Devido a complicações que ofereciam risco à vida da mãe e da criança, os médicos decidiram antecipar o parto. Mislane contava o sexto mês de gravidez quando Thayna nasceu, por meio de uma cesariana, no dia 27 de julho de 2018.
Logo após o nascimento veio o calvário. A bebê apresentou problemas respiratórios e depois de uma mal sucedida tentativa de entubá-la para melhorar a respiração produziram ferimentos na garganta da criança, e com eles novos riscos à vida de Thayná.
A equipe médica já havia decidido que por ser prematura a bebé seria transferida para outro hospital logo após o parto. Devido aos poucos recursos do Hospital de Bertioga a medida visava garantir a vida da criança. Porém, a transferência só aconteceu três dias depois do nascimento.
Já com o estado de saúde agravado, ela foi transferida para o Hospital Irmã Dulce, em Praia Grande. Em face da estrutura deficitária da unidade de saúde bertioguense o “Irmã Dulce” até pode ser considerado um hospital de primeiro mundo, tanto que sua equipe médica salvou a bebê.
A coincidência da vida e morte da menina é que os médicos que a salvaram no hospital em Praia Grande, quando ela estava com três dias de vida, foram os mesmos que a atenderam no Hospital Guilherme Álvaro, em Santos, para onde foi transferida. Mas, desta vez eles não conseguiram sucesso: ela morreu no dia 20 de abril de 2024.
Maratona: Famílias bertioguenses correm à saúde e depois recorrem ao Judiciário
A quantia paga ao INTS para trabalhar a saúde de Bertioga tem custado caro a muitas vidas
O Hospital Municipal de Bertioga é gerido pelo Instituto Nacional de Tecnologia e Saúde (INTS), que se afirma Organização Social de Saúde (OSS) sem fins lucrativos. A informação contrasta ao valor do seu contrato com a prefeitura de Bertioga, que passa dos R$ 50 milhões anuais. O montante é patrocinado para trabalhar o hospital municipal e outros equipamentos de saúde da cidade.
O INTS tem contratos com outras prefeituras paulistas. Na região do Alto Tietê, ele está presente nas prefeituras de Mogi das Cruzes, Suzano e Itaquaquecetuba. Destaca-se que a matriz do INTS fica na Bahia.

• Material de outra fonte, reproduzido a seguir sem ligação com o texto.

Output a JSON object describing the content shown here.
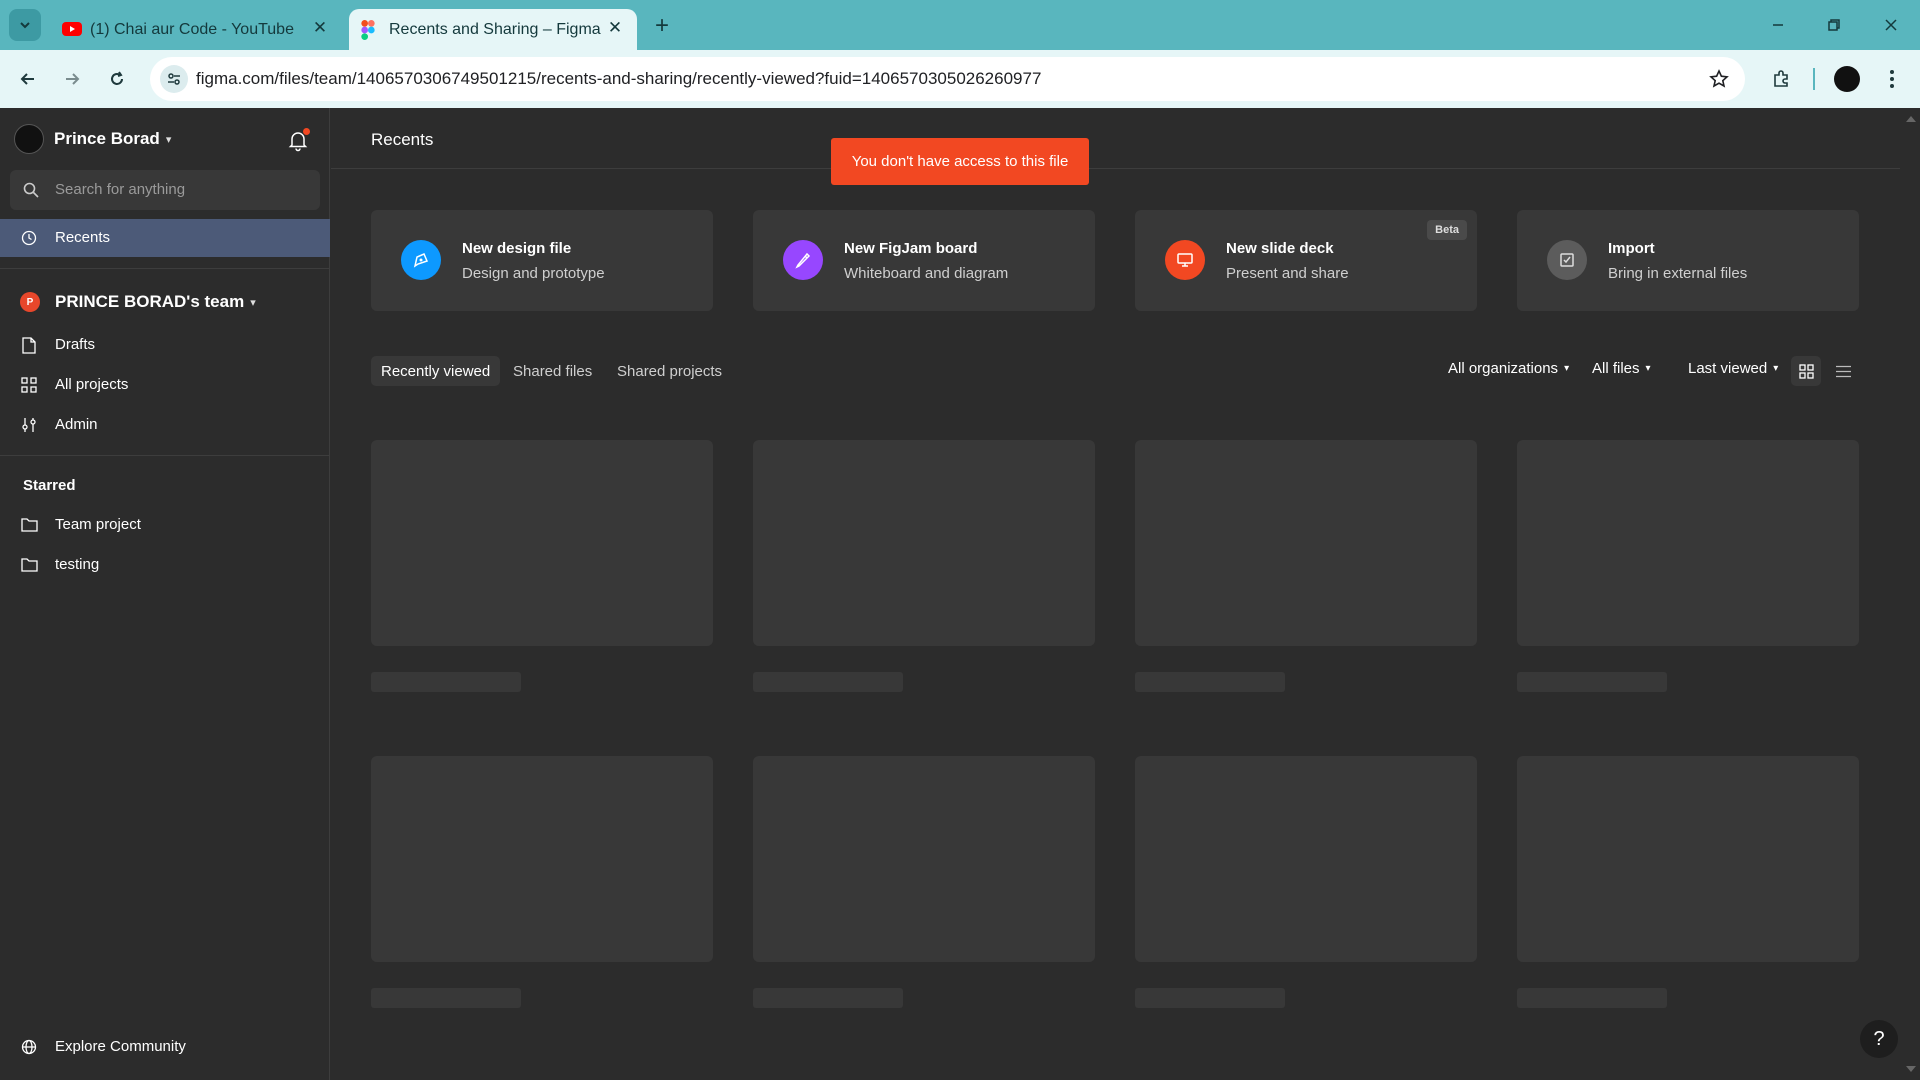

O valor de seus contratos não anulam a identificação "sem fins lucrativos", mas arremessa para a distância os possíveis ideais altruístas do instituto.
No final das contas contratuais de cifras milionárias quem pouco, ou nada, lucra com os serviços da área deficitária saúde de Bertioga é quem está na ponta do iceberg: a população. É ela sofre nas filas das unidades de saúde geridas pelo instituto na cidade. Pessoas, ora correm ao hospital e depois recorrem à Justiça, por danos de vida e morte.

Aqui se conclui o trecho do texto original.